Effective Clustering on Large Attributed Bipartite Graphs

Attributed bipartite graphs (ABGs) are an expressive data model for describing the interactions between two sets of heterogeneous nodes that are associated with rich attributes, such as customer-product purchase networks and author-paper authorship graphs. Partitioning the target node set in such graphs into k disjoint clusters (referred to as k-ABGC) finds widespread use in various domains, including social network analysis, recommendation systems, information retrieval, and bioinformatics. However, the majority of existing solutions towards k-ABGC either overlook attribute information or fail to capture bipartite graph structures accurately, engendering severely compromised result quality. The severity of these issues is accentuated in real ABGs, which often encompass millions of nodes and a sheer volume of attribute data, rendering effective k-ABGC over such graphs highly challenging. In this paper, we propose TPO, an effective and efficient approach to k-ABGC that achieves superb clustering performance on multiple real datasets. TPO obtains high clustering quality through two major contributions: (i) a novel formulation and transformation of the k-ABGC problem based on multi-scale attribute affinity specialized for capturing attribute affinities between nodes with the consideration of their multi-hop connections in ABGs, and (ii) a highly efficient solver that includes a suite of carefully-crafted optimizations for sidestepping explicit affinity matrix construction and facilitating faster convergence.
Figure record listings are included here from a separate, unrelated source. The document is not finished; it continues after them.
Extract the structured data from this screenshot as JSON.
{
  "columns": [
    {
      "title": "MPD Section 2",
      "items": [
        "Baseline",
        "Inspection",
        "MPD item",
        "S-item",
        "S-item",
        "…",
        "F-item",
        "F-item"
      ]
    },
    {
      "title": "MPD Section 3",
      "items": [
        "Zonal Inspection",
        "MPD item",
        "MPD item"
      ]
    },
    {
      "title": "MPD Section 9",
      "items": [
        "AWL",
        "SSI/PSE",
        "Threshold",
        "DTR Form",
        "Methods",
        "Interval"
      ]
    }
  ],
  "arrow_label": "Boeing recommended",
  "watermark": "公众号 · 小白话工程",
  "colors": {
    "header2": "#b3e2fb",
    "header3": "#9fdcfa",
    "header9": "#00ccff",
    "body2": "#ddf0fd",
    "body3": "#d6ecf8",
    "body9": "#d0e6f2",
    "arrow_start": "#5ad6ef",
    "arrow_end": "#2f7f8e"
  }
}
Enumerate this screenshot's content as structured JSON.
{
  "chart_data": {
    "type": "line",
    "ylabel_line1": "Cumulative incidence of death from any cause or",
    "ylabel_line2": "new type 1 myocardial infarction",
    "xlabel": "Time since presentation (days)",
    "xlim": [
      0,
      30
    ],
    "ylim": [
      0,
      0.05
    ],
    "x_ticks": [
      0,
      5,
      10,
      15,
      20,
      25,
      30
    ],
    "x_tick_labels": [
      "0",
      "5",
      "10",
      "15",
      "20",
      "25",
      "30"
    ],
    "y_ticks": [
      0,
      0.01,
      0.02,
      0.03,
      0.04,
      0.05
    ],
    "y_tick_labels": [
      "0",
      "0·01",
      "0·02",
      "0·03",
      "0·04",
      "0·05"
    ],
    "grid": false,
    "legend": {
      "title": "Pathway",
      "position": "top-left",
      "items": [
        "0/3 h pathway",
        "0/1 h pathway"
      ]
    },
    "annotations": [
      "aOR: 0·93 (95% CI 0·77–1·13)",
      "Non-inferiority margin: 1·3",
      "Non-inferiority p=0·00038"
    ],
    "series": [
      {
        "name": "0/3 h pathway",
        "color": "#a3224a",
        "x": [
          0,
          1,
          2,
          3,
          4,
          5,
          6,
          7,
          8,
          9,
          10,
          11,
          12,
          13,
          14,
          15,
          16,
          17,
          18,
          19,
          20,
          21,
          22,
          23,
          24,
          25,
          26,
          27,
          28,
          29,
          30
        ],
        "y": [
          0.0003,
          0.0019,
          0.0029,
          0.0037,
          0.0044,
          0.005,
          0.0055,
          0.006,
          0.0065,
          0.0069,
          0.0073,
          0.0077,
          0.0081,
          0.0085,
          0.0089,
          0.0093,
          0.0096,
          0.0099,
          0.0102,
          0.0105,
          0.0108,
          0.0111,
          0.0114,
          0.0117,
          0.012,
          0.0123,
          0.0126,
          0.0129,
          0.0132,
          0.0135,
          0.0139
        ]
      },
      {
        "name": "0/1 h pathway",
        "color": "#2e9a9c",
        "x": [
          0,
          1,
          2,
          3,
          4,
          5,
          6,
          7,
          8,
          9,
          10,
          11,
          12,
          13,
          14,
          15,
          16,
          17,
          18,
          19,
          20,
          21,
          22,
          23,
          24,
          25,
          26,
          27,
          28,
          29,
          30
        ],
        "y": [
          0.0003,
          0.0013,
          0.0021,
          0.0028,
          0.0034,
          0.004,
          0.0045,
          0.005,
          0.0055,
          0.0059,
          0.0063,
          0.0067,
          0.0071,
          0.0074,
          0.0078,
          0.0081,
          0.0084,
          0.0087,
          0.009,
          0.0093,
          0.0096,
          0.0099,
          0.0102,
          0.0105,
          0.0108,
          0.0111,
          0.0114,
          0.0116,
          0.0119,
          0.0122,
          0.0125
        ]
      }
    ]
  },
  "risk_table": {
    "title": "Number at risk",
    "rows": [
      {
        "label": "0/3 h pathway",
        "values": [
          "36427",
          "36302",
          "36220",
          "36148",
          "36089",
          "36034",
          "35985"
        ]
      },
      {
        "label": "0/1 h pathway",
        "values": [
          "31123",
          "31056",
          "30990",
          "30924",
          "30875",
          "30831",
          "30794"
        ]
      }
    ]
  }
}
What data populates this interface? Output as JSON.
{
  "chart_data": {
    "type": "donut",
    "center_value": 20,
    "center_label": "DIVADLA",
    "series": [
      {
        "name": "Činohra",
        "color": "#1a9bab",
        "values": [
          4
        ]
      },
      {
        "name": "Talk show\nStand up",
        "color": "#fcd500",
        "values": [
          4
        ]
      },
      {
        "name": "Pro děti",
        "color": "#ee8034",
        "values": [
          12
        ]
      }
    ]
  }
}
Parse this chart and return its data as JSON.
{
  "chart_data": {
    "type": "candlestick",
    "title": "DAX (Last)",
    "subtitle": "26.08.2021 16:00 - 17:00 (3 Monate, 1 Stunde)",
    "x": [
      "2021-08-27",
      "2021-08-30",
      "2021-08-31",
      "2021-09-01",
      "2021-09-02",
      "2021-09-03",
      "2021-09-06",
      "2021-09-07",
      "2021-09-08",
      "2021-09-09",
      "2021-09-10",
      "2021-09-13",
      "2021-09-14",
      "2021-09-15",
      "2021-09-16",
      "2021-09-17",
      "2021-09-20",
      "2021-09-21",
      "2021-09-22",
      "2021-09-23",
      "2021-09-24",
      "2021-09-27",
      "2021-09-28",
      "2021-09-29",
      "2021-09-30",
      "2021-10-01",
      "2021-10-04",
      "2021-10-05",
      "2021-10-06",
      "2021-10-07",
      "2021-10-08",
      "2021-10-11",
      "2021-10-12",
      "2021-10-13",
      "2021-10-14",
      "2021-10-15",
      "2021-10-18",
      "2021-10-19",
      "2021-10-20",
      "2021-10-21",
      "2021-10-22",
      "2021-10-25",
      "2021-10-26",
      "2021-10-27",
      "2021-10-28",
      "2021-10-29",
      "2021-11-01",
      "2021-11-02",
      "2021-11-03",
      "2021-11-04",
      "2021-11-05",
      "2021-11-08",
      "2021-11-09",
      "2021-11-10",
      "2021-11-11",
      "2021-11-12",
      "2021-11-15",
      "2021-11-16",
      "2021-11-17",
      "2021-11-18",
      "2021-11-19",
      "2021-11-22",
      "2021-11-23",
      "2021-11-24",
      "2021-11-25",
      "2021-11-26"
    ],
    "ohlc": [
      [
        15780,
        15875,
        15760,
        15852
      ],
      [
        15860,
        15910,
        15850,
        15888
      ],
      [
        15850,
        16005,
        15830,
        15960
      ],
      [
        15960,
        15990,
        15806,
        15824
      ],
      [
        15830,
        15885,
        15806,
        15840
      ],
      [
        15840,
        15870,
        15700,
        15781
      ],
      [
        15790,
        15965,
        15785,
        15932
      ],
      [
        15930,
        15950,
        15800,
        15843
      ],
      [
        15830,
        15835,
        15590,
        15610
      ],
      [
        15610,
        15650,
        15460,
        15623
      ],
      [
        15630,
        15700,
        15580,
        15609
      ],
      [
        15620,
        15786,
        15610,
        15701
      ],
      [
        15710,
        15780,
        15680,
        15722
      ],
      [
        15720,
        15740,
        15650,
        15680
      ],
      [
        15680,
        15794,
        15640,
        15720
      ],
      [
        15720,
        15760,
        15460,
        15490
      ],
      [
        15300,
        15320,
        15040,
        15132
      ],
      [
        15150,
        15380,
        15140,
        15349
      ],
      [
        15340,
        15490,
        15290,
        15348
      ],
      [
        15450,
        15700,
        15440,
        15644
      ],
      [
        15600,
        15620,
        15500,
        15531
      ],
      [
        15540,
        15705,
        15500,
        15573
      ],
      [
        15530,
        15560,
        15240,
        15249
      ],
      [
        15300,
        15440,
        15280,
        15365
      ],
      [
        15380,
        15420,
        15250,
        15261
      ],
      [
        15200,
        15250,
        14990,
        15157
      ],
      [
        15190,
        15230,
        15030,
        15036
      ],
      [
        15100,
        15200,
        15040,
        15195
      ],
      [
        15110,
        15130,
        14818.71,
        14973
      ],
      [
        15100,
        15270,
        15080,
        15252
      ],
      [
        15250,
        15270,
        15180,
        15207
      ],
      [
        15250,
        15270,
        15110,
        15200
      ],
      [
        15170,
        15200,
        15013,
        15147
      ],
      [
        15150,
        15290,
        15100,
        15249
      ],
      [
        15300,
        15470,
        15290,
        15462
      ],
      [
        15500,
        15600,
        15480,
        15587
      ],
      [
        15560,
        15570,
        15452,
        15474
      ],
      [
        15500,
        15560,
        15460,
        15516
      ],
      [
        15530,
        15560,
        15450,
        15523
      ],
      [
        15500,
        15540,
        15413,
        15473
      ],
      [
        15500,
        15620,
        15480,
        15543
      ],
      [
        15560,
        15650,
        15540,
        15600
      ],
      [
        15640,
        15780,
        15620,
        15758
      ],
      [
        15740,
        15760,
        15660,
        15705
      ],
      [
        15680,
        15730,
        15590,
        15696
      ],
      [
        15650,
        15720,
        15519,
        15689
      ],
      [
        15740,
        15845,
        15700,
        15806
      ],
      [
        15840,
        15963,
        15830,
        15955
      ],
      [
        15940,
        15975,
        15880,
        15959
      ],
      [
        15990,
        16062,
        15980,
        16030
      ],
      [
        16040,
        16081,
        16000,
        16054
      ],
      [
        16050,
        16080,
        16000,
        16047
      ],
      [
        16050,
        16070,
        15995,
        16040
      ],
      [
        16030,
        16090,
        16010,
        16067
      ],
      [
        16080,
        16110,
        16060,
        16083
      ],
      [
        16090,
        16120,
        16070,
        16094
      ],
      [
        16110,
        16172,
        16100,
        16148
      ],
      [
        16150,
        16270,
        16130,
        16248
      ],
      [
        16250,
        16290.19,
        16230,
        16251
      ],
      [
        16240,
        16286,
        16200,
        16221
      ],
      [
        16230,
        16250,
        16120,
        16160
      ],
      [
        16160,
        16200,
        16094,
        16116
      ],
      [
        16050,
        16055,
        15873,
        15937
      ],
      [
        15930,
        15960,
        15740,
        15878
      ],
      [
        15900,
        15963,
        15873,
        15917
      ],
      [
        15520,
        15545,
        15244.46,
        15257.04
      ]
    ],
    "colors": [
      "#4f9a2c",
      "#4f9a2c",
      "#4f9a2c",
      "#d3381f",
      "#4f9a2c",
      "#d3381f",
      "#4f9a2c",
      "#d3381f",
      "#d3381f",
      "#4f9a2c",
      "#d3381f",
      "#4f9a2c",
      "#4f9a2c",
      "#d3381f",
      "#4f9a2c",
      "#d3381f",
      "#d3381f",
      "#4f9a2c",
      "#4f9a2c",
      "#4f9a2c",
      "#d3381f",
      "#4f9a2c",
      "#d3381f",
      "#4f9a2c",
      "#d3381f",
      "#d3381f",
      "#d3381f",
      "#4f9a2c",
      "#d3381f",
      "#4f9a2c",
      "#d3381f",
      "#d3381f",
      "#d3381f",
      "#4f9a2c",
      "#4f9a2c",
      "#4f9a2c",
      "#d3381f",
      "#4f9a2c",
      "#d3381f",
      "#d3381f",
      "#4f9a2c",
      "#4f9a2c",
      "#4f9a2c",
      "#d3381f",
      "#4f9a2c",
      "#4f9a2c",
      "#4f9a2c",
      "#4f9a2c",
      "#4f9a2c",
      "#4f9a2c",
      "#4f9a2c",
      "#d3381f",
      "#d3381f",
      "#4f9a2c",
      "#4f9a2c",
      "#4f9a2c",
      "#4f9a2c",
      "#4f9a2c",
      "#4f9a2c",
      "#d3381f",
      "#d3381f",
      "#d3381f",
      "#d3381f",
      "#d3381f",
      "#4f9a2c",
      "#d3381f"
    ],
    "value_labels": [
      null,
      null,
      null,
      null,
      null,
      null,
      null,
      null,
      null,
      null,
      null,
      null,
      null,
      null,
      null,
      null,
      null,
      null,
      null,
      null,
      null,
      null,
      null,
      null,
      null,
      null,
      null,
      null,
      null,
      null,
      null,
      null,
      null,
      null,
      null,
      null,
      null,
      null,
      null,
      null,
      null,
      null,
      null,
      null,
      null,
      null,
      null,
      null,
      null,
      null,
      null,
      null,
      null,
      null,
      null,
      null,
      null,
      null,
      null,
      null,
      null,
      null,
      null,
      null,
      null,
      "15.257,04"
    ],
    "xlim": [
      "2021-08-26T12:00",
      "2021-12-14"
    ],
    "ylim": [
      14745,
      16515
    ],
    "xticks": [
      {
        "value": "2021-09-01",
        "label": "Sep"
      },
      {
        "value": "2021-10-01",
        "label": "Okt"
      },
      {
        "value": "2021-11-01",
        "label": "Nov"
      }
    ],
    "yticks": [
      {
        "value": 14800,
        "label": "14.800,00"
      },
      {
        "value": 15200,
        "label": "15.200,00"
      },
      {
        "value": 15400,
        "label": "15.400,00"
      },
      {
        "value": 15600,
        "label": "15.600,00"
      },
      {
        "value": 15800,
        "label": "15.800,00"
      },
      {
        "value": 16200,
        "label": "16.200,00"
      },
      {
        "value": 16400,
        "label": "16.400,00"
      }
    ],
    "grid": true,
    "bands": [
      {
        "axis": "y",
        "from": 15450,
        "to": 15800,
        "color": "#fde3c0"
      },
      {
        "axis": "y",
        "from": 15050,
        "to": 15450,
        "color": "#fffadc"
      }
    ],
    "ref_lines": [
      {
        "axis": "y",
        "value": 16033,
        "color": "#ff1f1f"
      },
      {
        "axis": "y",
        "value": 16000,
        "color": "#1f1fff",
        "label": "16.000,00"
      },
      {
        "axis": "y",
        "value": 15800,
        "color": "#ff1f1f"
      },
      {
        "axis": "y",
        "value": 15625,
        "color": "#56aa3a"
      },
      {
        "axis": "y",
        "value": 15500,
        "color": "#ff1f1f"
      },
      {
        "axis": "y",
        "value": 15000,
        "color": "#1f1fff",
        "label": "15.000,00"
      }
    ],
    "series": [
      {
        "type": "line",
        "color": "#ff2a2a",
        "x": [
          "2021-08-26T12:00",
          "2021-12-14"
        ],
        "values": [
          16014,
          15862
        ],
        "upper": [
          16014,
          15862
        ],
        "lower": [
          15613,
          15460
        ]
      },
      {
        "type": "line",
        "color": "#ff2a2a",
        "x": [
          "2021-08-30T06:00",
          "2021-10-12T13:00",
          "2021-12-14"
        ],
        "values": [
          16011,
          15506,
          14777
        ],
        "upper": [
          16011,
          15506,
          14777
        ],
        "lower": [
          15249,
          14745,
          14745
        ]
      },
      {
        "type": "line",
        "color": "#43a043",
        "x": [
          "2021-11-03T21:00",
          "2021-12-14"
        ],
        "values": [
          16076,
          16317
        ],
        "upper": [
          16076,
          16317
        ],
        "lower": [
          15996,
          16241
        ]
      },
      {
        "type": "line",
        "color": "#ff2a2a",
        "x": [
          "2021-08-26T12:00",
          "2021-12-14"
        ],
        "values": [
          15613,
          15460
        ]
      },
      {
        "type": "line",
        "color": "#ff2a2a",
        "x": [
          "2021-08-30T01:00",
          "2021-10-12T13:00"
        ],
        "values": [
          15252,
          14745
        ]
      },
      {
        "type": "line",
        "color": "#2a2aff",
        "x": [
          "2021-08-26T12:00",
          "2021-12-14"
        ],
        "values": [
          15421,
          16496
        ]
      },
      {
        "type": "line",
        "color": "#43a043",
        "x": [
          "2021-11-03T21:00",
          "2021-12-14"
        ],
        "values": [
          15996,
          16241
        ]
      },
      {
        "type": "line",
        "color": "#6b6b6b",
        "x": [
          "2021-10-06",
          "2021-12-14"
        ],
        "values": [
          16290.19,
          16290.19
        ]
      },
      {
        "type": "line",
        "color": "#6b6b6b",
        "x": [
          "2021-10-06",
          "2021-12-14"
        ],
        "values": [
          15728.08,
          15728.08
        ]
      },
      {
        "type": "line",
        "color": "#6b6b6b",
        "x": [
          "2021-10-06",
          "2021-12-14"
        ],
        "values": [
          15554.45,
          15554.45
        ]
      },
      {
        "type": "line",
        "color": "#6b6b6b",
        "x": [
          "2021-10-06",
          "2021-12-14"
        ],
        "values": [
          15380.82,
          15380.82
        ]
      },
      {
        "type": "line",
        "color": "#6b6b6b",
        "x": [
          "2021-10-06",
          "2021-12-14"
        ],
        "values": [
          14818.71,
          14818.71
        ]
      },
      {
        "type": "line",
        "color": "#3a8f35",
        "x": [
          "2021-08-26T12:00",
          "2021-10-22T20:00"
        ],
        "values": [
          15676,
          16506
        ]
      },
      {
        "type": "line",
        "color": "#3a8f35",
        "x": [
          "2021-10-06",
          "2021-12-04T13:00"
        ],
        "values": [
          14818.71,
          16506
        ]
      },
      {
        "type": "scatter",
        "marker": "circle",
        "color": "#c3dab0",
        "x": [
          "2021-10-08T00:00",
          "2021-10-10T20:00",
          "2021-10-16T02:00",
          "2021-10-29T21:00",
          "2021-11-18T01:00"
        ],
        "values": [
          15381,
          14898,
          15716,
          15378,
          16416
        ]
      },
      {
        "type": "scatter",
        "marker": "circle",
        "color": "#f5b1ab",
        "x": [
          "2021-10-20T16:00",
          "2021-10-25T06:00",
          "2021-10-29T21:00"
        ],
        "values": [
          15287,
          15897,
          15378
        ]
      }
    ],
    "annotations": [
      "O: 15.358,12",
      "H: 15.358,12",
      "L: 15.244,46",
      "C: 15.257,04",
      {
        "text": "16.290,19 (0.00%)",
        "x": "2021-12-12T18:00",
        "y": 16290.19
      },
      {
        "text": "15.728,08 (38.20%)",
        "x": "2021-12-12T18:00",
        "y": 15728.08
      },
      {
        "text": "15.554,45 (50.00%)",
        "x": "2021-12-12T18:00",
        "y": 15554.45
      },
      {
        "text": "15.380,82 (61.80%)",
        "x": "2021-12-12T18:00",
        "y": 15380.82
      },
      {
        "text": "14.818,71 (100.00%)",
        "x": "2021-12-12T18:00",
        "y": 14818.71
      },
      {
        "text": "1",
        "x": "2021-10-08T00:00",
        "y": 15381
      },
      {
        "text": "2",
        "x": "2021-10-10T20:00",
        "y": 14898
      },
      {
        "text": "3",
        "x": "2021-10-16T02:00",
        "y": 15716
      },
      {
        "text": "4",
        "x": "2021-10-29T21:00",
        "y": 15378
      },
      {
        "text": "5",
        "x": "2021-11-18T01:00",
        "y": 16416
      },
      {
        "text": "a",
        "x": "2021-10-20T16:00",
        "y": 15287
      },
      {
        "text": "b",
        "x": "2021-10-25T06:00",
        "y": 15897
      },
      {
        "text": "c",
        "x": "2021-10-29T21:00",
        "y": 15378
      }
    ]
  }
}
Extensive experiments, comparing TPO against 19 baselines over 5 real ABGs, showcase the superior clustering quality of TPO measured against ground-truth labels. Moreover, compared to the state of the arts, TPO is often more than 40x faster over both small and large ABGs.

翻译：属性二分图（ABGs）是一种富有表现力的数据模型，用于描述两类异质节点之间的交互，这些节点关联着丰富的属性，例如顾客-产品购买网络和作者-论文作者关系图。在这类图中将目标节点集划分为k个不相交的簇（称为k-ABGC）广泛应用于社交网络分析、推荐系统、信息检索和生物信息学等多个领域。然而，现有的大多数k-ABGC解决方案要么忽略属性信息，要么未能准确捕捉二分图结构，导致聚类结果质量严重下降。在实际ABGs中，这些问题尤为突出——真实ABGs通常包含数百万个节点和大量属性数据，使得在此类图上进行有效的k-ABGC极具挑战性。本文提出TPO，一种有效且高效的k-ABGC方法，在多个真实数据集上实现了卓越的聚类性能。TPO通过两大主要贡献获得高质量的聚类：（i）基于多尺度属性亲和度的新颖k-ABGC问题形式化与转换——专门为捕捉节点间的属性亲和度而设计，同时考虑它们在ABG中的多跳连接；（ii）一个高效求解器，包含一套精心设计的优化策略，从而避免显式构建亲和矩阵并加速收敛。与19种基线方法在5个真实ABG上的广泛实验表明，TPO的聚类质量优于真实标签的度量结果。此外，与现有最优方法相比，TPO在小型和大型ABG上的速度通常提升40倍以上。